The Times We Lived In: an offer you couldn’t refuse at the Theatre Royal

Published: November 27th, 1954

Remember that scene in The Godfather where the horse's head is put in the bed of a film producer who won't hire the famous crooner and one-time movie star Johnny Fontane? Well, this is the real-life Johnny Fontane.

Actually, real life nothing: this entire story could easily come from the pages of a Mario Puzo novel. So let’s begin at the beginning.

Our photo of the singer Al Martino was taken in November 1954, when he was the most recent big thing in the crooning business. Two years earlier, his song Here In My Heart hit the first ever number one spot in the newly- launched UK singles chart. (His greatest hit, in 1966, would be Spanish Eyes, later recorded by everybody from Elvis to Homer Simpson).

We don’t know where this photo was taken, or by whom. But a little detective work has turned up an advertisement in this newspaper for Dublin’s Theatre Royal, which declares the arrival to the venue of “America’s Most Exciting Voice” (At Popular Prices), for the week of November 14th-21st that year.


It’s likely, then, that the photograph was taken somewhere backstage. It wasn’t published. Despite Martino’s high-welly poperatic delivery, developed on the advice of a family friend back in his native Philadelphia – one Mario Lanza – our entertainment pages didn’t entirely approve of what they sniffily referred to as the Theatre Royal’s “vaudeville bill”.

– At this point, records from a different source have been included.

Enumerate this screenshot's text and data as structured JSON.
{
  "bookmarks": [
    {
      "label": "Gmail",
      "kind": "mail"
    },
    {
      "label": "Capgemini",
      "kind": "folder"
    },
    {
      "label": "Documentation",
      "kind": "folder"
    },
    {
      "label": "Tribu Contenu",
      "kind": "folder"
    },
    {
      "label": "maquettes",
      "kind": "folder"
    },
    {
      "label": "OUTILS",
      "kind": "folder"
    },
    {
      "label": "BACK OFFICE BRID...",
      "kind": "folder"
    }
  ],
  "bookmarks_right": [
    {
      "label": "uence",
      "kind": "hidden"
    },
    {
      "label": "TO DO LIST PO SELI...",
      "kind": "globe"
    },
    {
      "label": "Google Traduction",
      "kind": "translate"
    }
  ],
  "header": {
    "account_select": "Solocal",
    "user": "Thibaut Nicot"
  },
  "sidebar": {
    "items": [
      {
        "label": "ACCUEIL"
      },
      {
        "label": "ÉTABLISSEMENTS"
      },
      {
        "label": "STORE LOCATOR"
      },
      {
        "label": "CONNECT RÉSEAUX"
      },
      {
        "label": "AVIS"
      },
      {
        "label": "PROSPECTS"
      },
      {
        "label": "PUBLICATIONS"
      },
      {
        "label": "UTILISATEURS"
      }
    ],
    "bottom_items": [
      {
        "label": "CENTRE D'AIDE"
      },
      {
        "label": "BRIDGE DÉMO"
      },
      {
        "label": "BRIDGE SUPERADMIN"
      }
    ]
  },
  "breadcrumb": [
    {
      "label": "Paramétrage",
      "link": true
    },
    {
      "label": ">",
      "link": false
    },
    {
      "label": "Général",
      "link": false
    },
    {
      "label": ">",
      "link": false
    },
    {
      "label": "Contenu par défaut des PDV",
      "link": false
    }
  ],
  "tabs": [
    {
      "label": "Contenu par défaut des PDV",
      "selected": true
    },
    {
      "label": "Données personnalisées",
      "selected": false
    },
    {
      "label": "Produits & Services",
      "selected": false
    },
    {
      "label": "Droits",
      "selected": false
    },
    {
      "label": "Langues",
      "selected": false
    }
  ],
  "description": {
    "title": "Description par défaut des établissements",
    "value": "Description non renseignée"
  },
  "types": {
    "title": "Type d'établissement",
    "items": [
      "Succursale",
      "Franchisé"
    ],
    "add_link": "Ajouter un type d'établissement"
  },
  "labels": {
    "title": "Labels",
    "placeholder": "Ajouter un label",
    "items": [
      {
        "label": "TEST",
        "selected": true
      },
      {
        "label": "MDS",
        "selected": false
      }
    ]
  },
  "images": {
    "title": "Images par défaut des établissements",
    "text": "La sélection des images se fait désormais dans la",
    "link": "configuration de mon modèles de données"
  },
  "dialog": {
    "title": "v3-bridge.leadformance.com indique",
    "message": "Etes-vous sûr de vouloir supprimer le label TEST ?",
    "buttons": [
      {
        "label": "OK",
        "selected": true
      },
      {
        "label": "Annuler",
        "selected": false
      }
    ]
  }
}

Luckily the print survived, and documents an intriguing period in Martino’s career. America’s most exciting voice had come to Dublin, not from the US but from the UK – where the singer had fled in 1953 after a huge kerfuffle Stateside when the Mafia, ahem, “bought out” his recording contract.

What, exactly, was involved remains suitably mysterious. However, the amiable Martino tirelessly worked the performance circuit on this side of the Atlantic, endearing himself to fans – including these two Irish admirers, who are clearly chuffed about whatever he’s putting on their page. And look at those eyelashes! Spanish eyes, how are you.